Ghazal 99, Verse 6


chaltaa huu;N tho;Rii duur har ik tez-rau ke saath
pahchaantaa nahii;N huu;N abhii raah-bar ko mai;N

1) I go along a little way with every single swift-mover
2) I do not now/yet recognize a guide


pahchaan'naa : 'To perceive, know, comprehend, understand; to recognize, identify; to distinguish, discern, discriminate'. (Platts p.284)


ab : 'Now, presently, just now.... --ab-bhii , adv. Even now, yet, as yet, still'. (Platts p.1)


The situation that the seeker of the path of the Lord initially finds himself in has been given this illustration. The seeker at first decides to obtain initiation at the hands of whomever he sees to posses charisma or mystical attributes or passionate enthusiasm. And he goes along with him. Then when somebody more attractive comes into view, he follows him, and so on. And the reason for this agitation and movement is that he cannot recognize an accomplished one.

==Urdu text: Yadgar-e Ghalib, p. 150


From the word abhii the meaning is created that the calamity of being out of the homeland, the desolation of being a stranger, have very newly fallen upon him. The gist is that I have freshly left the homeland and don't know the road to the destination.... The excellence of the verse is that he has created a picture of a restless wanderer who has lost his way. (103-04)

== Nazm page 103; Nazm page 104

Bekhud Mohani:

Seeking the road (the road to the Lord, or the road to the attainment of some goal, or the road of spiritual inquiry and investigation), I go along for a little way with every fast-mover, because he himself seems to be wandering. And he says that the reason is that now I don't recognize a guide. When I recognize a guide, this will no longer happen. (201)


The world is full of false leaders. I still do not know who the real leader is. I get deceived by every appearance of rapidity and movement. Every time I see someone proceeding with rapidity I think him to be the guide and walk after him a little way. But that little experience tells me that the man is not the guide I seek. Or is it that I am restless and get quickly drawn to another rapid-mover?

== Naim 1970, p. 41



Oh the elegant ambiguities! This verse can be read as a grim, resolute claim of agnosticism, or a poignant plea for spiritual help, or simply the classic Ghalibian adjuration to use one's own resources under all circumstances, and never borrow from others.
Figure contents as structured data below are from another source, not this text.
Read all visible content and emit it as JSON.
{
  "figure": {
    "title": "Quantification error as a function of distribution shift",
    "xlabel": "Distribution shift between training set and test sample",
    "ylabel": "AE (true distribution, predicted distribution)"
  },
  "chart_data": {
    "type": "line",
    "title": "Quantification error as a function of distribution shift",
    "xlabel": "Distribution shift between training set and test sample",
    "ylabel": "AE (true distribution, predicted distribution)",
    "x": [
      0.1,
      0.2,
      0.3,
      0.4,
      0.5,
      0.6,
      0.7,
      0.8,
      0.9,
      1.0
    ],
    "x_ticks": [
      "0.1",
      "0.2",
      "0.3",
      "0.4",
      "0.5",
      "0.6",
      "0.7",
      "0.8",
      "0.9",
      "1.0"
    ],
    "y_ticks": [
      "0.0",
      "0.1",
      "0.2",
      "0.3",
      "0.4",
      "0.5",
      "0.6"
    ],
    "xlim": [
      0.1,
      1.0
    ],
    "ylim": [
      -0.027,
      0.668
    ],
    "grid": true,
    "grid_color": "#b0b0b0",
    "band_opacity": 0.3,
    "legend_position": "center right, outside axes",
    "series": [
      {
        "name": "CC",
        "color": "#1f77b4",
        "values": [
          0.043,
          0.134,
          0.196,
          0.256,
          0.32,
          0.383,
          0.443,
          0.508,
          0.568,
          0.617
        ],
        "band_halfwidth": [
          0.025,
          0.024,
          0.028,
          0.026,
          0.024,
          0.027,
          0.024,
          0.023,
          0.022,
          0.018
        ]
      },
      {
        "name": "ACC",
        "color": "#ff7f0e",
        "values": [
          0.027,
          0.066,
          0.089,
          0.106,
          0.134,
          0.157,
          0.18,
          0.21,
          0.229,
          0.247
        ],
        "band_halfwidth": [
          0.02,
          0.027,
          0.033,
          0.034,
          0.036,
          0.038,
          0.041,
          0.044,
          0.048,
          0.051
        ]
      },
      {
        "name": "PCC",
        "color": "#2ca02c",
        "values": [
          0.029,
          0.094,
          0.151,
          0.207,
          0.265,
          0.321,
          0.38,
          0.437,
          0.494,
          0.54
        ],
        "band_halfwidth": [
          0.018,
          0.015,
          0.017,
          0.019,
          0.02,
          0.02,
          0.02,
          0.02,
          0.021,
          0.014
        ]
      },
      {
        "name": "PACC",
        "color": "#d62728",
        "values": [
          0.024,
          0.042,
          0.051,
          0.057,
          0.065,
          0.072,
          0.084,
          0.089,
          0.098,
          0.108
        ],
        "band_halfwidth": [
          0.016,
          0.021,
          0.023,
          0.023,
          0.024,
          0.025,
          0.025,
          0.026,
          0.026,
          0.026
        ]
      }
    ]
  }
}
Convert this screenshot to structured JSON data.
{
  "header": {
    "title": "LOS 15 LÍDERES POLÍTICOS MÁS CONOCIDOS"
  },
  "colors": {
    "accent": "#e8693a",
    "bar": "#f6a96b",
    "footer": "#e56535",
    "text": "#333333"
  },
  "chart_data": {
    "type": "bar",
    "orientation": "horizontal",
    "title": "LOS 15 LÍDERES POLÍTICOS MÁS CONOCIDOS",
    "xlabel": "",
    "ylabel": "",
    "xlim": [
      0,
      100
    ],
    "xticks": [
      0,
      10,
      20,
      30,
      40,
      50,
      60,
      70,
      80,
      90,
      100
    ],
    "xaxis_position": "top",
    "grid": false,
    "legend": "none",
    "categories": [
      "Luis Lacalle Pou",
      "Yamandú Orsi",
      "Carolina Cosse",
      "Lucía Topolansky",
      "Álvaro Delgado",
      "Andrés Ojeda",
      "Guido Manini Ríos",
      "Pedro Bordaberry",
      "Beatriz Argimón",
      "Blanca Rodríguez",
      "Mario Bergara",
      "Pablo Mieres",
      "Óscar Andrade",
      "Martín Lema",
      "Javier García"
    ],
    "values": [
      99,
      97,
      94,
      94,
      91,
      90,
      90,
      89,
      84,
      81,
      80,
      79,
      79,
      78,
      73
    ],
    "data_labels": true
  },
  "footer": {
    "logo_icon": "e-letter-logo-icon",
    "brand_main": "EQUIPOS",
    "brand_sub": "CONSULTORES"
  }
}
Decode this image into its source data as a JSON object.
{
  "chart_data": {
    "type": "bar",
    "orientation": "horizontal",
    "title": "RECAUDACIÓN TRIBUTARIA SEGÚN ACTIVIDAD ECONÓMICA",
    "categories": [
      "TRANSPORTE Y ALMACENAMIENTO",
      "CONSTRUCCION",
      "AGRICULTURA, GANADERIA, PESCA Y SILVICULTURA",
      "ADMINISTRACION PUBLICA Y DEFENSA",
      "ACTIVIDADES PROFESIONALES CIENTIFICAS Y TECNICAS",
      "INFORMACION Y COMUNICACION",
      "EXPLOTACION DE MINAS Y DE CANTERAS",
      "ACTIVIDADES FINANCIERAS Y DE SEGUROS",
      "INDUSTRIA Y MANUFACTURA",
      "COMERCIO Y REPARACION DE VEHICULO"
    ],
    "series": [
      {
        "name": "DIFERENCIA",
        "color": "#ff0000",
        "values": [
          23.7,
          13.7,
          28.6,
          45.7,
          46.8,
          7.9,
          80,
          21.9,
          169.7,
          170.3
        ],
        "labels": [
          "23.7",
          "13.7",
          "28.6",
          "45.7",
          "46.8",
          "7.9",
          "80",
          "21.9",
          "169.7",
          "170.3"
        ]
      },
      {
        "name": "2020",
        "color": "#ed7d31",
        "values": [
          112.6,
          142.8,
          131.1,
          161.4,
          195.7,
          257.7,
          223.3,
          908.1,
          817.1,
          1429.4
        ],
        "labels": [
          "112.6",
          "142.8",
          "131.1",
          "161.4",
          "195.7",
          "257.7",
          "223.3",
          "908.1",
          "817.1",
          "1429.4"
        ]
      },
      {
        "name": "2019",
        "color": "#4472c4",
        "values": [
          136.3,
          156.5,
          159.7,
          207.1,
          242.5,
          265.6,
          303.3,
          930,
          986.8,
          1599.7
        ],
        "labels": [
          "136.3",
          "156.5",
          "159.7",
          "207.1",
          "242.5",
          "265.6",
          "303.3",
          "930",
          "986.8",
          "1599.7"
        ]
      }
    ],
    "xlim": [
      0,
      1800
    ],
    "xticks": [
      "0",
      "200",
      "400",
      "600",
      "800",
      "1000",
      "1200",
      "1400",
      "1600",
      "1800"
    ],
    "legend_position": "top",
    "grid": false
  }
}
Just consider some of the remarkably many questions raised by the verse, depending on what aspects of it we emphasize:

=If the speaker 'walks a little way with every swift-mover', is this good or bad, desirable or undesirable, something he chooses or something he would change if he could?

=Are the 'swift-movers' swift because they do in fact know something about the path, or because they are are even more madly lost and desperate than the speaker?

=If the speaker walks 'a little way' with each one, does he cease to accompany that one when another swift-mover appears, or when he becomes dissatisfied with his guidance, or just after a certain (fixed?) amount of time?

=If the speaker doesn't 'recognize' a guide, is this because there are no guides? Or because there are guides, but only in disguise, and he hasn't yet penetrated the disguise and learned to recognize them? Or because there are self-professed 'guides' aplenty, but he doesn't acknowledge their specious claims? (The sense of 'recognize' as 'acknowledge' or 'accept' is familar to us from English as well.)

Moreover, it requires only a little nudging to bring out in abhii the possibilities of ab bhii (see above definition)-- which would give it precisely the versatility of hanuuz (on this see {3,4})..

And since Urdu conveniently has no articles, is it a question of 'a' guide (that is, anybody with some helpful local knowledge), such that there could be a number of them, or 'the' guide (that is, the unique, predestined mystical figure who will enable the seeker to find the true path)?

How fascinating and suggestive this verse is! Surely no one can fail to find in it some echo of his or her own experience of life. On the difficulty of finding a trustworthy guide, compare {215,9}. This verse also a real similarity to {438x,3}.